Pillsbury Harry Nelson (05.12.1872 – 17.06.1906)

Pillsbury-Harry-NelsonAmerican chess player and chess theorist. One of the strongest chess players from the end of the nineteenth to the beginning of the twentieth centuries.

A professional chess player, he edited chess columns in American newspapers. He began to play chess at the age of 16. He moved to Boston to study commerce and spent much time playing draughts, whist and chess. in 1893 he defeated Walbrodt with a score +2=1 and so his professional chess career began. After the victory in the Championship of “Manhattan Chess Club”, he got the right to represent the USA at the Hastings Tournament 1895, where he showed his best result having won the first prize and scored 16,5 out of a 21 possible followed by the strongest players of that time: Lasker, Tarrasch, Tchigorin and Steinitz.
After this tourney, Tarrasch said that the success of Pillsbury was extraordinary; moreover, he took part in such a great tournament for the first time. He said that Pillsbury was a chess player of genius and his play was full of deep ideas.

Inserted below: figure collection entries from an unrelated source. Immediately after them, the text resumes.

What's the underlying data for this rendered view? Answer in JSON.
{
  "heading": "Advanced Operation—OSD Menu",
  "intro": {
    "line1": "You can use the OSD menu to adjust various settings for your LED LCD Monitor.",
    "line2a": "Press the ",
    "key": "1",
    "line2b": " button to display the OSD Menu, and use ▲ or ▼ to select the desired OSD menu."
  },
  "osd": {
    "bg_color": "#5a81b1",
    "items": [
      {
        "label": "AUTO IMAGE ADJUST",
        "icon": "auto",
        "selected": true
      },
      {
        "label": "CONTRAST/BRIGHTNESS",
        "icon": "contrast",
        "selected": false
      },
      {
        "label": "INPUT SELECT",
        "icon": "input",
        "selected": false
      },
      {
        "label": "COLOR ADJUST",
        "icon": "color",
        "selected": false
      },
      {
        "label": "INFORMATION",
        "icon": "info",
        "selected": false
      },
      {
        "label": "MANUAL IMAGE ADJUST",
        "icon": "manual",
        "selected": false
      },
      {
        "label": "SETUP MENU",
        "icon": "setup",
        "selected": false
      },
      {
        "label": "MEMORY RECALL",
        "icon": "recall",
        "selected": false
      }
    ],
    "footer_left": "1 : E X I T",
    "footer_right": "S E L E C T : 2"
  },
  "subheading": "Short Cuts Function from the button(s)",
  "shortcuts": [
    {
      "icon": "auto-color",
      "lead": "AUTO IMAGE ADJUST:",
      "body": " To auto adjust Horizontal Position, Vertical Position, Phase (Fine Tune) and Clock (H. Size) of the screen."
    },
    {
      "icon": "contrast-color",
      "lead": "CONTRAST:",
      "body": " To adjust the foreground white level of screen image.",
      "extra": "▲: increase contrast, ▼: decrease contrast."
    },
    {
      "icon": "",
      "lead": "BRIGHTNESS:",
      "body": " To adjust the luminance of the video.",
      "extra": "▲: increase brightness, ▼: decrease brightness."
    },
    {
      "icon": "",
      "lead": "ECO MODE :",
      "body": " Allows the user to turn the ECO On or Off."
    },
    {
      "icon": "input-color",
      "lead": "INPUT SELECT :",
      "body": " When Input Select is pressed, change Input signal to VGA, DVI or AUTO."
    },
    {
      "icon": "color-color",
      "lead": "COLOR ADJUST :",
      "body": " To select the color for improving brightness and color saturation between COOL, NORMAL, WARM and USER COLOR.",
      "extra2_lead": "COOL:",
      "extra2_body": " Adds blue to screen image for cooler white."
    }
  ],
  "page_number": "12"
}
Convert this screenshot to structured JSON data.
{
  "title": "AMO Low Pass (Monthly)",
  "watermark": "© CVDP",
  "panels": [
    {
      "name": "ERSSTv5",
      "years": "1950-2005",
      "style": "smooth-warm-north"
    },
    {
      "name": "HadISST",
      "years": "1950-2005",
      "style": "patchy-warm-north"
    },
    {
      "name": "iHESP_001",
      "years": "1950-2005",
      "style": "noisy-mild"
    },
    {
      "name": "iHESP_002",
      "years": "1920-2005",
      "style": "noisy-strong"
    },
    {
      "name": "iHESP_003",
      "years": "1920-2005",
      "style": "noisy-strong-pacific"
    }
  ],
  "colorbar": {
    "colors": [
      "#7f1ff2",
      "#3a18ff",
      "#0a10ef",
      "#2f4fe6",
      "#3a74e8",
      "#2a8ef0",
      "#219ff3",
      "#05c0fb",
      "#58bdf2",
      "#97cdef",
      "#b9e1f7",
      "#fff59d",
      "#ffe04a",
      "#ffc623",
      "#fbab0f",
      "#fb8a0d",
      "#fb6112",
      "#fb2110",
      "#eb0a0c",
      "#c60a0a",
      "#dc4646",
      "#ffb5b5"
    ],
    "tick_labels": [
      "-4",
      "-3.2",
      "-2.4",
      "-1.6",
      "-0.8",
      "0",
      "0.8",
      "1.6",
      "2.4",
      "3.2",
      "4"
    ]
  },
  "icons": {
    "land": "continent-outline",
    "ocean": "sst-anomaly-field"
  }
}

Alfred Emery, a chess player, and a journalist, wrote that “Pillsbury’s best combinations were made with apparently little trouble. An inveterate smoker, often consuming a dozen cigars without pause, he would, when working out some particular combination, send a cloud of smoke among the pieces. Then, tilting his chair like an American rocker, he would sum up, as it seemed, the wider progress of the game, himself often the coolest of the company.” The victory at the Hastings Tournament gave him a chance to play at the St. Petersburg match tournament but his performance there was not stable due to his illness and finally, he took only the third place. Nevertheless, he won an individual match against Lasker and beat him with a score 3,5-2,5, and Tchigorin with a score +3=1-2, but lost to Steinitz scoring =2-4. He continued to play successfully in various chess events, but he never again achieved the same level like at Hastings.
In 1896 he played at Nuremberg where he shared third place with Tarrasch behind Lasker and Maroczy and at Budapest where he was the third behind Tchigorin and Charousek. In 1898 at Vienna he shared the first-second places but lost the match for the first prize to Tarrasch with a score +1-2=1. Pillsbury played at London in 1899 where he was equal second with Maroczy and Janowski behind Lasker.
In 1900 he performed second at Paris after Lasker and shared 1-3 places at Munich together with Maroczy and Schlechter where he drew a play-off match for the first-second places with Schlechter. In 1902 he was the second at Monte Carlo after Maroczy and Hanover behind Janowski, the next year at Monte Carlo he was the third behind Tarrasch and Maroczy, and the fourth at the Vienna King’s Gambit Tournament In 1901 he married in Philadelphia and settled there. Only once in 1904 at the Cambridge Springs Tournament; he did not take any prize being very ill, but he drew an individual game with Lasker.

Until the very end of his life, he remained the US Champion as he won two matches against Showalter, the first one in 1897 with a score +10-8=3 and in 1898 with a score +7-3=2. He became the winner of the 1901 Buffalo National Master Tournament.

In the period 1894-1906 he participated in four national and 13 international tournaments, having played 312 games with a total score +172, -63, =77. In general, he played six matches with a total score +31-19=14 and lost only one to Tarrasch.

He was an outstanding master of blindfold exhibitions, performing in the period 1898-1904 in 40 displays and winning 666 games with a score +456-75=135. In 1901 for seven months he played in 150 blindfolds. In 1902 he traveled to Russia and played 22 simultaneous blindfold games versus the strongest Moscow chess players, and his display ended with a score of +17-1=4 in his favor. Pillsbury was a chess player of universal style, known for his research in the Queen’s Gambit and Spanish openings, being a keen strategic player.

The tragedy of his short life was that Pillsbury contracted syphilis in St. Petersburg in 1895-96 and was not well during 1896; he then recovered, but in 1903, he succumbed to the disease again and was seriously ill in 1904.